Employers and Minimum Wage Requirements

Minimum Wage 300x221 - Employers and Minimum Wage Requirements

It is extremely important for employers to be aware of the national minimum wage rate. By law employees must be paid the minimum wage for difference kinds of jobs under relevant Industry Awards. It is okay to pay employees more than the minimum wage, however some employers are paying less which can come back to bite them. Many employers can become complacent or even unaware of the minimum requirements, and this can lead to unwanted problems for the business.

Finding the right award can be difficult and time consuming for many employers, however it is in their best interest to ensure employees are being paid the minimum award rate. The Industry Awards can be found on the Fair Work website under the industry in which you business is conducted. This can be confusing at times for employers to find the correct Award for a particular role. Yet, it would be in their best interest to seek further advice to ensure they are paying their employees correctly.
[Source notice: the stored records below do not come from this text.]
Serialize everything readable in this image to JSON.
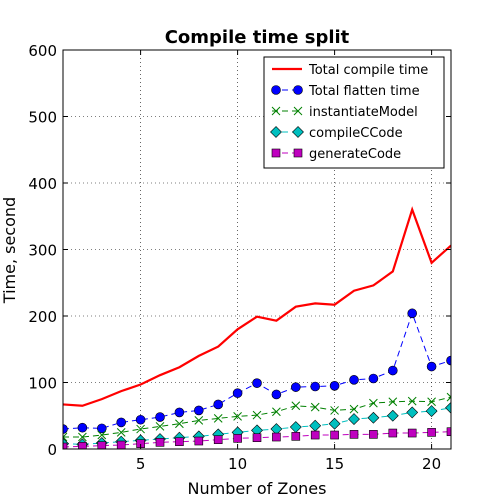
{
  "chart_data": {
    "type": "line",
    "title": "Compile time split",
    "xlabel": "Number of Zones",
    "ylabel": "Time, second",
    "xlim": [
      1,
      21
    ],
    "ylim": [
      0,
      600
    ],
    "xticks": [
      5,
      10,
      15,
      20
    ],
    "yticks": [
      0,
      100,
      200,
      300,
      400,
      500,
      600
    ],
    "grid": true,
    "legend_position": "top-right",
    "x": [
      1,
      2,
      3,
      4,
      5,
      6,
      7,
      8,
      9,
      10,
      11,
      12,
      13,
      14,
      15,
      16,
      17,
      18,
      19,
      20,
      21
    ],
    "series": [
      {
        "name": "Total compile time",
        "color": "#ff0000",
        "line": "solid",
        "marker": "none",
        "values": [
          67,
          65,
          75,
          87,
          97,
          111,
          123,
          140,
          154,
          180,
          199,
          193,
          214,
          219,
          217,
          238,
          246,
          267,
          360,
          280,
          306
        ]
      },
      {
        "name": "Total flatten time",
        "color": "#0000ff",
        "line": "dashed",
        "marker": "circle",
        "values": [
          30,
          32,
          31,
          40,
          44,
          48,
          55,
          58,
          67,
          84,
          99,
          82,
          93,
          94,
          95,
          104,
          106,
          118,
          204,
          124,
          133
        ]
      },
      {
        "name": "instantiateModel",
        "color": "#008000",
        "line": "dashed",
        "marker": "x",
        "values": [
          18,
          18,
          21,
          25,
          30,
          34,
          38,
          43,
          46,
          49,
          51,
          56,
          65,
          63,
          58,
          60,
          69,
          71,
          72,
          71,
          78
        ]
      },
      {
        "name": "compileCCode",
        "color": "#00bfbf",
        "line": "dashed",
        "marker": "diamond",
        "values": [
          8,
          7,
          9,
          11,
          13,
          15,
          17,
          19,
          22,
          25,
          28,
          30,
          33,
          35,
          38,
          45,
          47,
          50,
          55,
          57,
          62
        ]
      },
      {
        "name": "generateCode",
        "color": "#bf00bf",
        "line": "dashed",
        "marker": "square",
        "values": [
          3,
          4,
          5,
          6,
          8,
          10,
          11,
          12,
          14,
          16,
          17,
          18,
          19,
          21,
          21,
          22,
          22,
          24,
          24,
          25,
          26
        ]
      }
    ]
  }
}
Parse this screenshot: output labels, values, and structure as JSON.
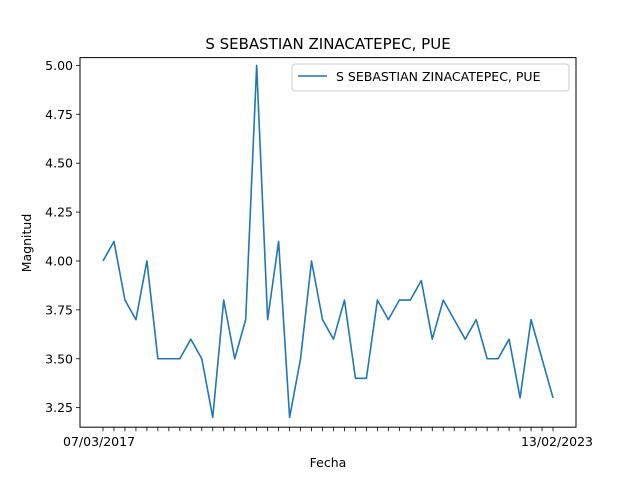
{
  "chart_data": {
    "type": "line",
    "title": "S SEBASTIAN ZINACATEPEC, PUE",
    "xlabel": "Fecha",
    "ylabel": "Magnitud",
    "ylim": [
      3.15,
      5.04
    ],
    "yticks": [
      "3.25",
      "3.50",
      "3.75",
      "4.00",
      "4.25",
      "4.50",
      "4.75",
      "5.00"
    ],
    "first_x_label": "07/03/2017",
    "last_x_label": "13/02/2023",
    "legend_position": "top-right",
    "grid": false,
    "series": [
      {
        "name": "S SEBASTIAN ZINACATEPEC, PUE",
        "color": "#1f77b4",
        "values": [
          4.0,
          4.1,
          3.8,
          3.7,
          4.0,
          3.5,
          3.5,
          3.5,
          3.6,
          3.5,
          3.2,
          3.8,
          3.5,
          3.7,
          5.0,
          3.7,
          4.1,
          3.2,
          3.5,
          4.0,
          3.7,
          3.6,
          3.8,
          3.4,
          3.4,
          3.8,
          3.7,
          3.8,
          3.8,
          3.9,
          3.6,
          3.8,
          3.7,
          3.6,
          3.7,
          3.5,
          3.5,
          3.6,
          3.3,
          3.7,
          3.5,
          3.3
        ]
      }
    ]
  }
}
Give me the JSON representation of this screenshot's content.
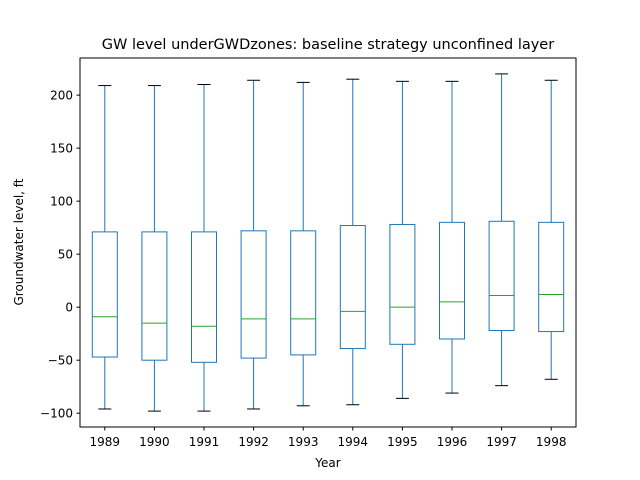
{
  "chart_data": {
    "type": "boxplot",
    "title": "GW level underGWDzones: baseline strategy unconfined layer",
    "xlabel": "Year",
    "ylabel": "Groundwater level, ft",
    "ylim": [
      -113,
      235
    ],
    "yticks": [
      -100,
      -50,
      0,
      50,
      100,
      150,
      200
    ],
    "grid": false,
    "categories": [
      "1989",
      "1990",
      "1991",
      "1992",
      "1993",
      "1994",
      "1995",
      "1996",
      "1997",
      "1998"
    ],
    "boxes": [
      {
        "whisker_low": -96,
        "q1": -47,
        "median": -9,
        "q3": 71,
        "whisker_high": 209
      },
      {
        "whisker_low": -98,
        "q1": -50,
        "median": -15,
        "q3": 71,
        "whisker_high": 209
      },
      {
        "whisker_low": -98,
        "q1": -52,
        "median": -18,
        "q3": 71,
        "whisker_high": 210
      },
      {
        "whisker_low": -96,
        "q1": -48,
        "median": -11,
        "q3": 72,
        "whisker_high": 214
      },
      {
        "whisker_low": -93,
        "q1": -45,
        "median": -11,
        "q3": 72,
        "whisker_high": 212
      },
      {
        "whisker_low": -92,
        "q1": -39,
        "median": -4,
        "q3": 77,
        "whisker_high": 215
      },
      {
        "whisker_low": -86,
        "q1": -35,
        "median": 0,
        "q3": 78,
        "whisker_high": 213
      },
      {
        "whisker_low": -81,
        "q1": -30,
        "median": 5,
        "q3": 80,
        "whisker_high": 213
      },
      {
        "whisker_low": -74,
        "q1": -22,
        "median": 11,
        "q3": 81,
        "whisker_high": 220
      },
      {
        "whisker_low": -68,
        "q1": -23,
        "median": 12,
        "q3": 80,
        "whisker_high": 214
      }
    ],
    "colors": {
      "box": "#1f77b4",
      "median": "#2ca02c",
      "cap": "#000000",
      "axes": "#000000"
    }
  }
}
It should be noted that different pay rates apply to casuals, who receive 25% loading on top of the minimum wage to make up for not receiving annual leave or personal and sick leave. Juniors, who are usually under the age of 21, will generally receive a lower wage which is calculated as a percentage of the relevant adult pay rate. Another important fact to remember is that employees must be paid correctly for all hours they work. This includes time spent training, in meetings, opening and closing the business and in some cases doing a trail shift.

Employers must be responsible for checking minimum wage rates on a yearly basis as each year the Fair Work Commission reviews the national minimum wage and pay rates under awards. The changes made will be published and begin from July, meaning that employers must pay their employees the correct wage from the first full pay period on or after 1st July.

There have been previous incidences where over a period of time employers have paid their employees below the minimum wage. Once this has been noted by the employee it has resulted in the business having to back pay. Being that it is generally a lump sum of money that is owed, it can be quite difficult for the employer, especially if running a small business, to acquire this money in a short period of time.

Overall, it is in the best interest of the business to continually check minimum wage rates to ensure every employee is being paid correctly. Whether they are full-time, part-time, casual or juniors, employers have a duty to ensure they are paying their employees correctly.